Vegetable-oil cooking spray

1 cup warm water

1/2 cup unsweetened natural cocoa powder

1 1/2 cups all-purpose flour

1 cup granulated sugar

3/4 teaspoon baking soda

1/2 teaspoon salt

1/2 cup sunflower oil

1 tablespoon pure vanilla extract

2 teaspoons distilled white vinegar

2 ounces dark chocolate (preferably at least 70 percent cacao), finely chopped

1/2 cup confectioners’ sugar, sifted

2 tablespoons water

Preparation

For the cake: Preheat oven to 375 degrees. Coat an 8-inch round cake pan with spray.

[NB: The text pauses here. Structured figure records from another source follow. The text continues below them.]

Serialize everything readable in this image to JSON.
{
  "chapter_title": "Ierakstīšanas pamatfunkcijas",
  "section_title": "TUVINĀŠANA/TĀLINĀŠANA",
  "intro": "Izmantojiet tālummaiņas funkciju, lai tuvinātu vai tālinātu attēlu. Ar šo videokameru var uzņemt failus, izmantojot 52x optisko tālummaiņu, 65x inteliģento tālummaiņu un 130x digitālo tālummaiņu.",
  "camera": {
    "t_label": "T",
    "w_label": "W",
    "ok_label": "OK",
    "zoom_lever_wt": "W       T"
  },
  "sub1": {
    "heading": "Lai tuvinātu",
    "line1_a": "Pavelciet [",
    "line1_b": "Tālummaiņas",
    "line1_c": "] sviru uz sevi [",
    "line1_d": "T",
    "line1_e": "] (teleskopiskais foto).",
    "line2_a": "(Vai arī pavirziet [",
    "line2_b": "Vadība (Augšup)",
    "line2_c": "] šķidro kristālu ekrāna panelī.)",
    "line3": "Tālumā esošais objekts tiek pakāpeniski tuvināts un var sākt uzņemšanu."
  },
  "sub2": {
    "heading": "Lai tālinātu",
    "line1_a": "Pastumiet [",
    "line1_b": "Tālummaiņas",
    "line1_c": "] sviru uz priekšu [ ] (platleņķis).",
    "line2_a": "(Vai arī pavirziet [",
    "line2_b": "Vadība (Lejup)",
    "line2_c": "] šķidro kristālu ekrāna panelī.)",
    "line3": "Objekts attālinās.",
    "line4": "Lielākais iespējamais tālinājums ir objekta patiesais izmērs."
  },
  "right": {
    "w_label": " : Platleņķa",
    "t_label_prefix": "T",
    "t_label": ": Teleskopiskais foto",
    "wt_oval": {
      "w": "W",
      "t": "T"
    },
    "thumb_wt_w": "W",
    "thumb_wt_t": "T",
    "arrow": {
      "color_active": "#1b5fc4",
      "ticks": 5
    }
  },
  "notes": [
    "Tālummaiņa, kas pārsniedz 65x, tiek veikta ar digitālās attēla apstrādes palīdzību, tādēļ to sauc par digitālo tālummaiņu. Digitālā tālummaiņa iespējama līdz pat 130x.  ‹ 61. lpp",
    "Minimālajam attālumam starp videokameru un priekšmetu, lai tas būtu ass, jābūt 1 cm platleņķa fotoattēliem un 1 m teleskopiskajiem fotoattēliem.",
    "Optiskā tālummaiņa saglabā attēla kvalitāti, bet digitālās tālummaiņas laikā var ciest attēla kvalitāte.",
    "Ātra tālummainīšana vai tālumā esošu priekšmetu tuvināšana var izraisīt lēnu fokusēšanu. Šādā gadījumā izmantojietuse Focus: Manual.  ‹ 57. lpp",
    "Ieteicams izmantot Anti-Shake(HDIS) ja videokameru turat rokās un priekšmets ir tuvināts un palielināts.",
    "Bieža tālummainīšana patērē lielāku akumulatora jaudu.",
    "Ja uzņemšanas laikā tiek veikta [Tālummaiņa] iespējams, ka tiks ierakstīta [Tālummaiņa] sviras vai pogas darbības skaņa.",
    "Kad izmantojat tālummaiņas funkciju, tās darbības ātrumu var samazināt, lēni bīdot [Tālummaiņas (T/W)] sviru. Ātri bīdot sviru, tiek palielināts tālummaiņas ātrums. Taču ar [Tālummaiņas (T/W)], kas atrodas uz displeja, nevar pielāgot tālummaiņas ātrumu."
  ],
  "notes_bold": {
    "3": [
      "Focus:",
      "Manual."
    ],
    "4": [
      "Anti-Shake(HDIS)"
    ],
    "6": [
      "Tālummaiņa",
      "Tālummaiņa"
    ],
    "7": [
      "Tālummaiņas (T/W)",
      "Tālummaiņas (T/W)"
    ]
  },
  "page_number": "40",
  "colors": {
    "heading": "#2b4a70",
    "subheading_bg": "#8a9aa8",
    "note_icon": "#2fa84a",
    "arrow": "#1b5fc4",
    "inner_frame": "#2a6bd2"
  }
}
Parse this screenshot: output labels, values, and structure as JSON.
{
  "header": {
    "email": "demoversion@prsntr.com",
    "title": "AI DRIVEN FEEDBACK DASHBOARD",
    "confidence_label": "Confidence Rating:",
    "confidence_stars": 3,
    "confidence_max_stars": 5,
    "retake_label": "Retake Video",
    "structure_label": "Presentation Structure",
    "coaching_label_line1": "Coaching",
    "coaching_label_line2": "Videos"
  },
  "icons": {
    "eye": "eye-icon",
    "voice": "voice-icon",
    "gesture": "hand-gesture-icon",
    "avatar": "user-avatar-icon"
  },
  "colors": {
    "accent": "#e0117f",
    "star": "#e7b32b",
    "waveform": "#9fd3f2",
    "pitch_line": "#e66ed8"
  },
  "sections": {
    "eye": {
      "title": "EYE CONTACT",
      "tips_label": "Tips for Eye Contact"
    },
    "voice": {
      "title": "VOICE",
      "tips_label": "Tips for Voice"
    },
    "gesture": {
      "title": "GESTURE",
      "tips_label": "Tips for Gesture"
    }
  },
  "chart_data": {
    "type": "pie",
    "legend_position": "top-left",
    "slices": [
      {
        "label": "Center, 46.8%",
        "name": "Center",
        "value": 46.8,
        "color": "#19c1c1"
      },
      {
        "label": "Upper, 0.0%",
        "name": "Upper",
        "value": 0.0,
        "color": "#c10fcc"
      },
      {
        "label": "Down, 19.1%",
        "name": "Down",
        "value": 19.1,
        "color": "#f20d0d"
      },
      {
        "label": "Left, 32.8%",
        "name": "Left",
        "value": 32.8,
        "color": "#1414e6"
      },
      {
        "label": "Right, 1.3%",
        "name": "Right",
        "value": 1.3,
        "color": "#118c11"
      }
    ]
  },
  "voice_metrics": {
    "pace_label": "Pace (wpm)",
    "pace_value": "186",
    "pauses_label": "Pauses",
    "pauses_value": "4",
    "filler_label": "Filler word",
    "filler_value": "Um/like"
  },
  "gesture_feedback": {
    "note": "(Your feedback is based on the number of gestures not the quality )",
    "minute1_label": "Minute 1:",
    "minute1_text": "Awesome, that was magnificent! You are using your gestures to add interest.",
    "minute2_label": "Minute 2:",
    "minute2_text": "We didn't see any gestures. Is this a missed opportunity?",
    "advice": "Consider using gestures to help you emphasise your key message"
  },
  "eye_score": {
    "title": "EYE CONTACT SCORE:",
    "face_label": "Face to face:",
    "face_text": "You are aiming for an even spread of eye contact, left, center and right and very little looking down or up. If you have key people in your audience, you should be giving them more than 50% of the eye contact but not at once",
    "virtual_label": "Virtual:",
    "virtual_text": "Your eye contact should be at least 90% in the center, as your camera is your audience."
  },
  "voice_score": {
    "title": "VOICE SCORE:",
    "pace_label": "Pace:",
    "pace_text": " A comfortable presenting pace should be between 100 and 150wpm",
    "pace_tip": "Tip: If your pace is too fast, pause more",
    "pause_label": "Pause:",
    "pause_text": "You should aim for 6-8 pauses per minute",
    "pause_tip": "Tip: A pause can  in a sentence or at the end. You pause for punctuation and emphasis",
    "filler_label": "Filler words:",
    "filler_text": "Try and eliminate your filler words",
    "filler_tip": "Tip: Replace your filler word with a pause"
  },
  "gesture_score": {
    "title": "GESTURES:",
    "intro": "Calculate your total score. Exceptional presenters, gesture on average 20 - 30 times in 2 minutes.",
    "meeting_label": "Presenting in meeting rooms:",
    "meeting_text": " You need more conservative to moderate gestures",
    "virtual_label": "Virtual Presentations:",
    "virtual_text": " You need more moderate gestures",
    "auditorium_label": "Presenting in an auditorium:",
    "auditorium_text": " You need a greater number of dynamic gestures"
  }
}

Whisk water and cocoa in a small bowl until smooth. Combine flour, sugar, baking soda, and salt in a large bowl, and make a well in center. Add cocoa mixture, oil, and vanilla. Whisk until smooth. Whisk in vinegar. Pour into pan.

Bake until a toothpick inserted into center comes out clean, 30 to 35 minutes. Let cool on a wire rack for 20 minutes. Run a knife around edge of cake, invert it onto rack, and turn cake right side up. Let cool completely. Transfer cake to a serving plate or a cake stand.

For the glaze: Melt chocolate in a heatproof bowl set over simmering water, stirring until smooth. Let cool slightly.

Whisk together sugar and water until smooth. Add melted chocolate in a slow, steady stream, whisking until thickened, about 1 minute. Immediately pour glaze onto center of cooled cake. Using an offset spatula, gently spread glaze over top and sides.